Secretary Kerry closed the program with a thoughtful and positive message... invest in the US! It works!
What may not be obvious to Americans - and anyone around the world regarding foreign direct investment in their country - is why this is such an important issue. A look at the numbers indicates why so much effort was made this week by American leaders at SelectUSA.

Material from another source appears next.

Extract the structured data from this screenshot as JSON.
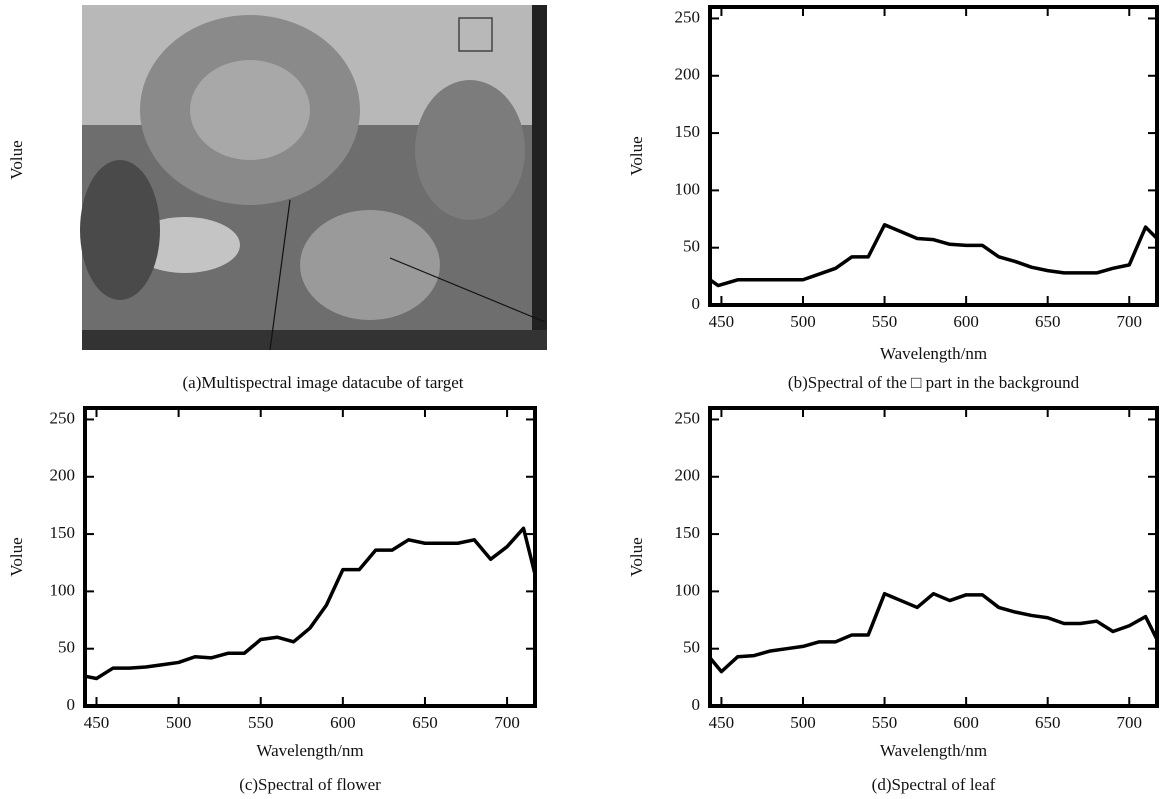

The Brookings Global Cities Initiative has reported on why foreign direct investment matters. When foreign firms invest in the U.S., they contribute inordinately and positively to the economy. When they invest in a U.S. business enterprise either by opening a new operation or through a merger or acquisition, overall those investments account for 5% of private sector employment. That's not insignificant, and most interesting, this is what FDI looks like in an average US community...
- 5.0% of employment
- 6.7% of compensation
- 12.0% of productivity growth
- 15.2% of capital investment
- 18.9% of corporate R&D
- 20.3% of export
Really! So we talk all the time about increasing exports, and one of the most important ways may be to simply attract foreign direct investment... which provides an inordinately positive bump with exports. Yes help local companies export, and attract foreign companies as well. It all works together in a very positive way.
So if you ever hear someone complain about foreign companies investing in your town, state or country, let them know that they owe the foreign owners of that company a big hug. When communities welcome foreign direct investment, they're welcoming jobs, investment, R&D and increased exports.